Members of an Islamic militia that controls most of southern Somalia battled for a clan-held checkpoint early Tuesday, killing five people before declaring victory, witnesses said.
The checkpoint connecting the capital, Mogadishu, to the Lower Shabelle region was manned by members of the Habar Gidir clan, who charged motorists a fee to pass. Three of the victims were civilians, said clan leader Abdi Kaibdid.
The Islamic militia seized control of the capital and much of southern Somalia from an alliance of secular warlords earlier this month. Washington, which accuses the militia of harboring Al Qaeda leaders responsible for deadly 1998 bombings at the U.S. embassies in Kenya and Tanzania, supported the warlords in an attempt to root out terrorists.
On Monday, the radical cleric who is the militia's new leader, Sheikh Hassan Dahir Aweys, said he envisions an Islamic state, a stand likely to reinforce U.S. fears the nation could become a haven for extremists. Aweys was on the U.S. terrorist watch list as a suspected collaborator with Al Qaeda.

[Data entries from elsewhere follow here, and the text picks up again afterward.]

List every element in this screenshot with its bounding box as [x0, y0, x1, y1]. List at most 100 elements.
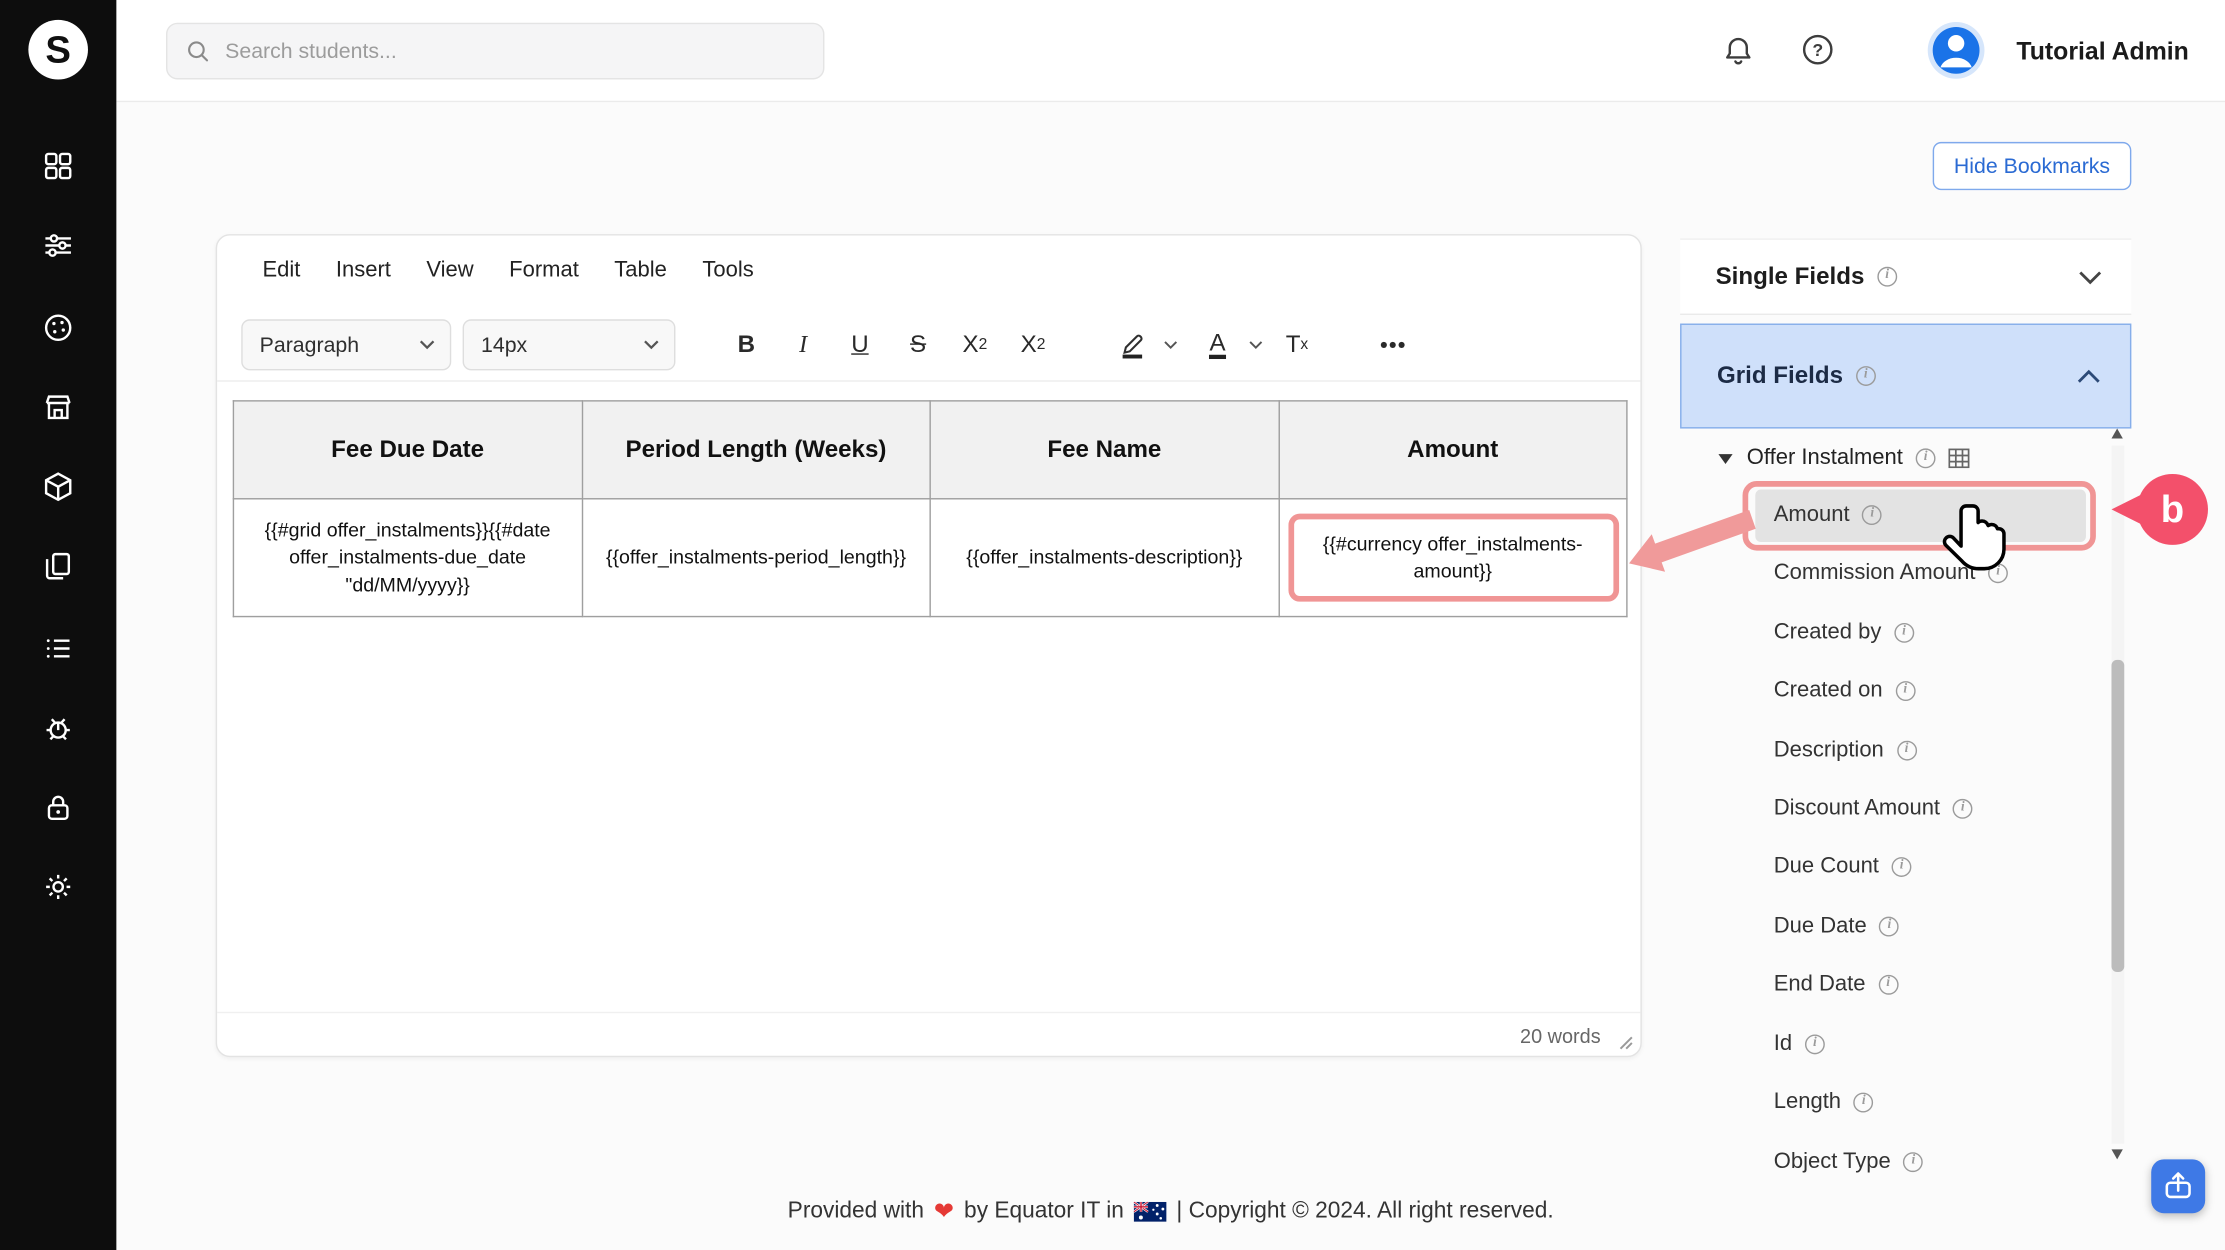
- tree-item-end-date[interactable]: End Date: [1774, 964, 1898, 1007]
- avatar[interactable]: [1927, 21, 1985, 79]
- dashboard-icon[interactable]: [41, 149, 75, 183]
- svg-text:S: S: [45, 28, 71, 71]
- info-icon[interactable]: [1856, 366, 1876, 386]
- bug-icon[interactable]: [41, 711, 75, 745]
- tree-item-length[interactable]: Length: [1774, 1081, 1874, 1124]
- tree-item-due-date[interactable]: Due Date: [1774, 905, 1900, 948]
- tree-item-label: Created on: [1774, 678, 1883, 704]
- info-icon[interactable]: [1894, 623, 1914, 643]
- gear-icon[interactable]: [41, 870, 75, 904]
- info-icon[interactable]: [1953, 799, 1973, 819]
- lock-icon[interactable]: [41, 790, 75, 824]
- editor-toolbar: Paragraph 14px B I U S X2: [217, 316, 1640, 381]
- menu-format[interactable]: Format: [503, 255, 584, 286]
- chevron-down-icon: [1164, 341, 1178, 350]
- info-icon[interactable]: [1854, 1093, 1874, 1113]
- tree-item-description[interactable]: Description: [1774, 729, 1917, 772]
- menu-table[interactable]: Table: [609, 255, 673, 286]
- help-icon[interactable]: ?: [1799, 31, 1836, 68]
- palette-icon[interactable]: [41, 311, 75, 345]
- info-icon[interactable]: [1897, 741, 1917, 761]
- strikethrough-button[interactable]: S: [893, 321, 944, 369]
- app-window: ? Tutorial Admin S: [0, 0, 2225, 1250]
- tree-item-due-count[interactable]: Due Count: [1774, 846, 1912, 889]
- italic-button[interactable]: I: [778, 321, 829, 369]
- underline-button[interactable]: U: [834, 321, 885, 369]
- list-icon[interactable]: [41, 631, 75, 665]
- tree-item-object-type[interactable]: Object Type: [1774, 1141, 1924, 1175]
- tree-node-offer-instalment[interactable]: Offer Instalment: [1717, 437, 1970, 480]
- template-editor: Edit Insert View Format Table Tools Para…: [216, 234, 1642, 1057]
- app-stage: ? Tutorial Admin S: [0, 0, 2225, 1250]
- storefront-icon[interactable]: [41, 390, 75, 424]
- notifications-bell-icon[interactable]: [1721, 34, 1755, 68]
- svg-text:?: ?: [1812, 40, 1823, 60]
- chevron-down-icon[interactable]: [2077, 269, 2103, 285]
- search-input[interactable]: [225, 39, 806, 63]
- header-fee-name[interactable]: Fee Name: [930, 401, 1278, 499]
- grid-fields-section[interactable]: Grid Fields: [1680, 324, 2131, 429]
- superscript-button[interactable]: X2: [1007, 321, 1058, 369]
- australia-flag-icon: [1134, 1202, 1167, 1222]
- info-icon[interactable]: [1916, 448, 1936, 468]
- user-name[interactable]: Tutorial Admin: [2016, 0, 2188, 102]
- clear-formatting-button[interactable]: Tx: [1271, 321, 1322, 369]
- block-format-select[interactable]: Paragraph: [241, 319, 451, 370]
- more-toolbar-button[interactable]: •••: [1368, 321, 1419, 369]
- highlight-color-menu-button[interactable]: [1161, 336, 1181, 353]
- scrollbar-up-arrow[interactable]: [2111, 429, 2122, 439]
- info-icon[interactable]: [1878, 975, 1898, 995]
- subscript-button[interactable]: X2: [949, 321, 1000, 369]
- app-logo-icon[interactable]: S: [26, 17, 91, 82]
- chevron-down-icon: [1249, 341, 1263, 350]
- text-color-button[interactable]: A: [1192, 321, 1243, 369]
- menu-view[interactable]: View: [421, 255, 480, 286]
- chevron-down-icon: [419, 339, 436, 350]
- header-amount[interactable]: Amount: [1279, 401, 1627, 499]
- menu-insert[interactable]: Insert: [330, 255, 396, 286]
- info-icon[interactable]: [1877, 267, 1897, 287]
- info-icon[interactable]: [1895, 681, 1915, 701]
- resize-handle-icon[interactable]: [1618, 1034, 1634, 1050]
- bookmarks-panel: Single Fields Grid Fields: [1680, 238, 2131, 1175]
- tree-item-id[interactable]: Id: [1774, 1023, 1825, 1066]
- hide-bookmarks-button[interactable]: Hide Bookmarks: [1933, 142, 2132, 190]
- search-icon: [184, 37, 211, 65]
- scrollbar-thumb[interactable]: [2111, 660, 2124, 972]
- font-size-select[interactable]: 14px: [463, 319, 676, 370]
- menu-tools[interactable]: Tools: [697, 255, 760, 286]
- info-icon[interactable]: [1879, 917, 1899, 937]
- info-icon[interactable]: [1805, 1034, 1825, 1054]
- header-period-length[interactable]: Period Length (Weeks): [582, 401, 930, 499]
- editor-menubar: Edit Insert View Format Table Tools: [257, 255, 760, 286]
- bold-button[interactable]: B: [721, 321, 772, 369]
- table-header-row: Fee Due Date Period Length (Weeks) Fee N…: [233, 401, 1626, 499]
- search-box[interactable]: [166, 23, 824, 80]
- cell-fee-name[interactable]: {{offer_instalments-description}}: [930, 499, 1278, 617]
- menu-edit[interactable]: Edit: [257, 255, 306, 286]
- word-count[interactable]: 20 words: [1520, 1024, 1601, 1047]
- tree-item-created-by[interactable]: Created by: [1774, 612, 1914, 655]
- superscript-small: 2: [1037, 336, 1046, 353]
- highlighter-icon: [1117, 329, 1148, 360]
- cell-fee-due-date[interactable]: {{#grid offer_instalments}}{{#date offer…: [233, 499, 581, 617]
- header-fee-due-date[interactable]: Fee Due Date: [233, 401, 581, 499]
- tree-item-label: Created by: [1774, 620, 1882, 646]
- chevron-up-icon[interactable]: [2076, 368, 2102, 384]
- cell-period-length[interactable]: {{offer_instalments-period_length}}: [582, 499, 930, 617]
- info-icon[interactable]: [1892, 857, 1912, 877]
- highlight-color-button[interactable]: [1107, 321, 1158, 369]
- tree-item-created-on[interactable]: Created on: [1774, 670, 1915, 713]
- scroll-top-button[interactable]: [2151, 1159, 2205, 1213]
- cursor-hand-icon: [1941, 501, 2006, 571]
- scrollbar-down-arrow[interactable]: [2111, 1149, 2122, 1159]
- caret-down-icon[interactable]: [1717, 451, 1734, 465]
- sliders-icon[interactable]: [41, 228, 75, 262]
- pages-icon[interactable]: [41, 549, 75, 583]
- single-fields-section[interactable]: Single Fields: [1680, 238, 2131, 315]
- tree-item-discount-amount[interactable]: Discount Amount: [1774, 788, 1973, 831]
- text-color-menu-button[interactable]: [1246, 336, 1266, 353]
- info-icon[interactable]: [1904, 1152, 1924, 1172]
- heart-icon: ❤: [934, 1198, 954, 1226]
- cube-icon[interactable]: [41, 470, 75, 504]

Underlining the apparent tougher line, militia leaders said Monday that they will publicly stone to death four suspected rapists if they are convicted in Jowhar, 55 miles from Mogadishu.
"Somalia is a Muslim nation and its people are also Muslim, 100 percent. Therefore any government we agree on would be based on the holy Koran and the teachings of our Prophet Muhammad," Aweys told The Associated Press in a telephone interview, his first comments to the media since being named head of the Islamic militia Saturday.

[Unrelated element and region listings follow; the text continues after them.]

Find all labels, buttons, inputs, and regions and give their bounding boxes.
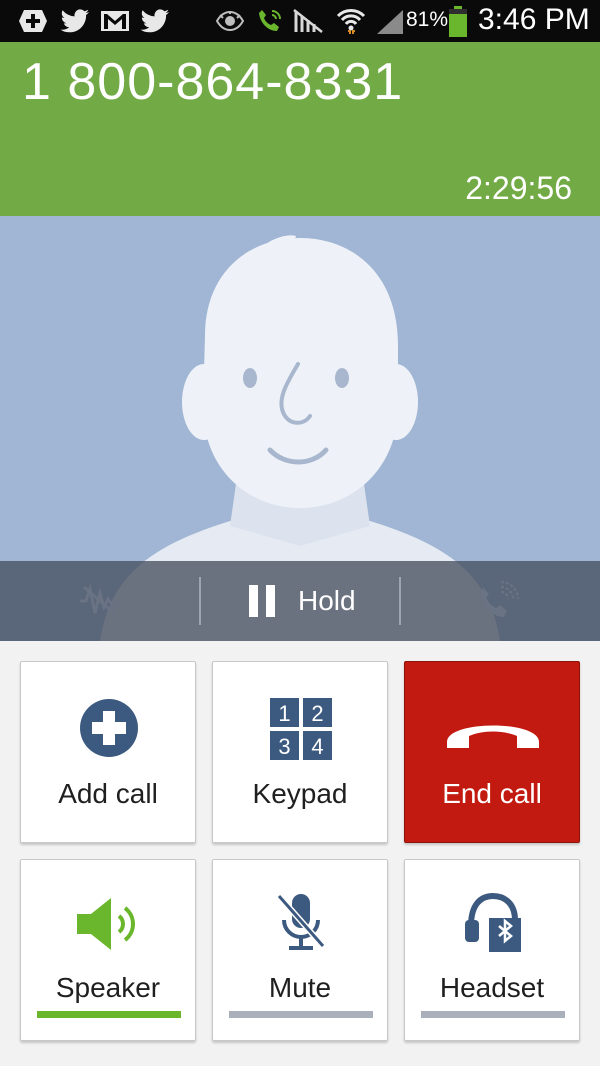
status-time: 3:46 PM bbox=[478, 3, 590, 36]
headset-label: Headset bbox=[439, 972, 545, 1003]
end-call-label: End call bbox=[442, 778, 542, 809]
call-header: 1 800-864-8331 2:29:56 bbox=[0, 42, 600, 216]
battery-percent: 81% bbox=[406, 8, 449, 31]
speaker-active-indicator bbox=[37, 1011, 181, 1018]
twitter-icon bbox=[60, 9, 89, 33]
status-bar: 81% 3:46 PM bbox=[0, 0, 600, 42]
keypad-digit: 4 bbox=[311, 734, 323, 759]
add-call-button[interactable]: Add call bbox=[20, 661, 196, 843]
end-call-icon bbox=[447, 725, 539, 748]
call-active-icon bbox=[259, 10, 281, 31]
battery-icon bbox=[449, 6, 467, 37]
extra-volume-button[interactable] bbox=[401, 561, 600, 641]
pause-icon bbox=[249, 585, 275, 617]
keypad-label: Keypad bbox=[252, 778, 348, 809]
headset-button[interactable]: Headset bbox=[404, 859, 580, 1041]
keypad-button[interactable]: 1 2 3 4 Keypad bbox=[212, 661, 388, 843]
speaker-label: Speaker bbox=[55, 972, 161, 1003]
noise-reduction-button[interactable] bbox=[0, 561, 200, 641]
keypad-icon: 1 2 3 4 bbox=[270, 698, 332, 760]
mute-icon bbox=[276, 894, 326, 950]
cell-signal-icon bbox=[377, 10, 403, 34]
headset-indicator bbox=[421, 1011, 565, 1018]
mute-indicator bbox=[229, 1011, 373, 1018]
speaker-icon bbox=[77, 898, 135, 950]
add-call-label: Add call bbox=[58, 778, 158, 809]
phone-number: 1 800-864-8331 bbox=[22, 53, 404, 111]
gmail-icon bbox=[101, 11, 129, 31]
speaker-button[interactable]: Speaker bbox=[20, 859, 196, 1041]
hold-label: Hold bbox=[298, 585, 356, 616]
keypad-digit: 3 bbox=[278, 734, 290, 759]
mute-button[interactable]: Mute bbox=[212, 859, 388, 1041]
wifi-icon bbox=[336, 9, 366, 34]
call-duration: 2:29:56 bbox=[465, 170, 572, 206]
hold-button[interactable]: Hold bbox=[201, 561, 399, 641]
call-actions-grid: Add call 1 2 3 4 Keypad End call Speaker bbox=[0, 641, 600, 1066]
twitter-icon bbox=[140, 9, 169, 33]
bluetooth-headset-icon bbox=[465, 892, 521, 952]
add-notification-icon bbox=[19, 10, 47, 32]
extra-volume-icon bbox=[481, 581, 520, 617]
keypad-digit: 2 bbox=[311, 701, 323, 726]
call-control-strip: Hold bbox=[0, 561, 600, 641]
eye-icon bbox=[216, 11, 244, 31]
mute-label: Mute bbox=[268, 972, 332, 1003]
end-call-button[interactable]: End call bbox=[404, 661, 580, 843]
no-signal-icon bbox=[293, 9, 323, 33]
keypad-digit: 1 bbox=[278, 701, 290, 726]
add-call-icon bbox=[80, 699, 138, 757]
noise-reduction-icon bbox=[80, 583, 120, 617]
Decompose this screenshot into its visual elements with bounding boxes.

Aweys' stance could put Somalia on a collision course with the United States and the United Nations. The previous militia leader, Sheikh Sharif Sheikh Ahmed, had been reaching out to the West and Somalia's largely powerless U.N.-backed interim government.
Aweys, 71, condemned Western-style democracy and said he was under no obligation to abide by the wishes of the West.

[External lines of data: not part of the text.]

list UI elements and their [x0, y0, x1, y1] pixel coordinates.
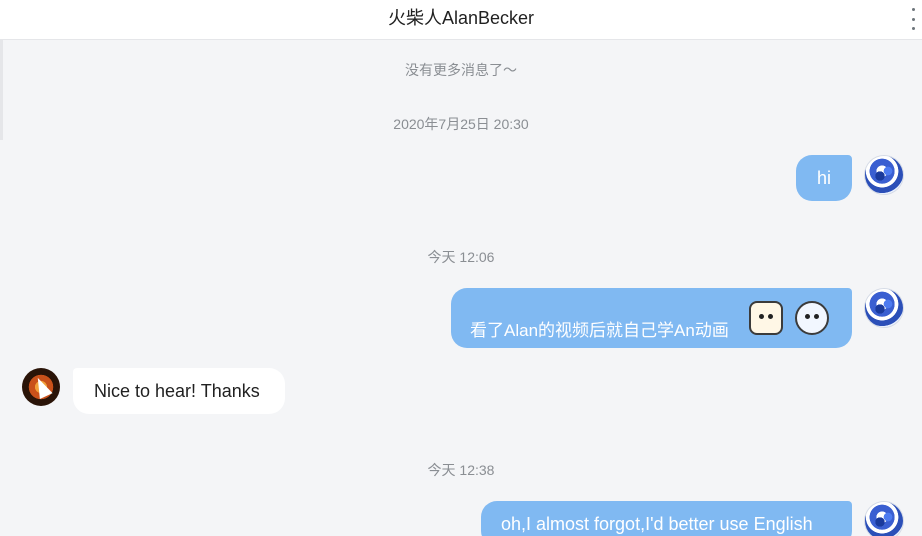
- conversation-title: 火柴人AlanBecker: [387, 8, 535, 28]
- no-more-messages: 没有更多消息了～: [405, 62, 517, 78]
- self-avatar[interactable]: [865, 156, 903, 194]
- message-bubble-self[interactable]: 看了Alan的视频后就自己学An动画: [451, 288, 852, 348]
- cry-emote-icon: [795, 301, 829, 335]
- cursor-icon: [31, 374, 53, 400]
- message-text: oh,I almost forgot,I'd better use Englis…: [501, 514, 813, 534]
- doge-emote-icon: [749, 301, 783, 335]
- timestamp: 2020年7月25日 20:30: [393, 116, 529, 132]
- message-bubble-self[interactable]: oh,I almost forgot,I'd better use Englis…: [481, 501, 852, 536]
- message-text: 看了Alan的视频后就自己学An动画: [470, 321, 729, 340]
- timestamp: 今天 12:06: [427, 249, 495, 265]
- message-text: Nice to hear! Thanks: [94, 381, 260, 401]
- message-text: hi: [816, 168, 831, 188]
- self-avatar[interactable]: [865, 289, 903, 327]
- message-bubble-self[interactable]: hi: [796, 155, 852, 201]
- timestamp: 今天 12:38: [427, 462, 495, 478]
- other-avatar[interactable]: [22, 368, 60, 406]
- message-bubble-other[interactable]: Nice to hear! Thanks: [73, 368, 285, 414]
- self-avatar[interactable]: [865, 502, 903, 536]
- chat-header: 火柴人AlanBecker: [0, 0, 922, 40]
- more-options-icon[interactable]: [908, 8, 918, 30]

"It is not compulsory for us to hate what the Westerners hate," said the former military colonel, who spoke from his home in central Somalia.
"Our relationship with the U.S. administration will depend on how the U.S. treats us," he added. "If it treats us well, we will also treat them well. If it behaves badly, it will be responsible."
The U.S. government said it had no plans to engage with Aweys but adding it was not ready to conclude he wants to turn Somalia into a terrorist state.
State Department spokesman Sean McCormack said t he United States would wait to see if the militia shows a commitment to fight terrorism, makes an effort to meet the humanitarian needs of the Somali people and works with the interim government.
After the Sept. 11, 2001, attacks on New York and Washington, the United States put Aweys on a terrorist watch list because he and an Islamic group he founded — al-Itihaad — were believed to have had links to Usama bin Laden while bin Laden was living in Sudan in the early 1990s. U.S. officials have not elaborated on the alleged links.
Aweys went into hiding after the Sept. 11 attacks and didn't re-emerge until August 2005, when he helped found the Islamic militia, now known as the Somali Supreme Islamic Courts Council. He told the AP previously that al-Itihaad no longer existed and that he had no ties to Al Qaeda.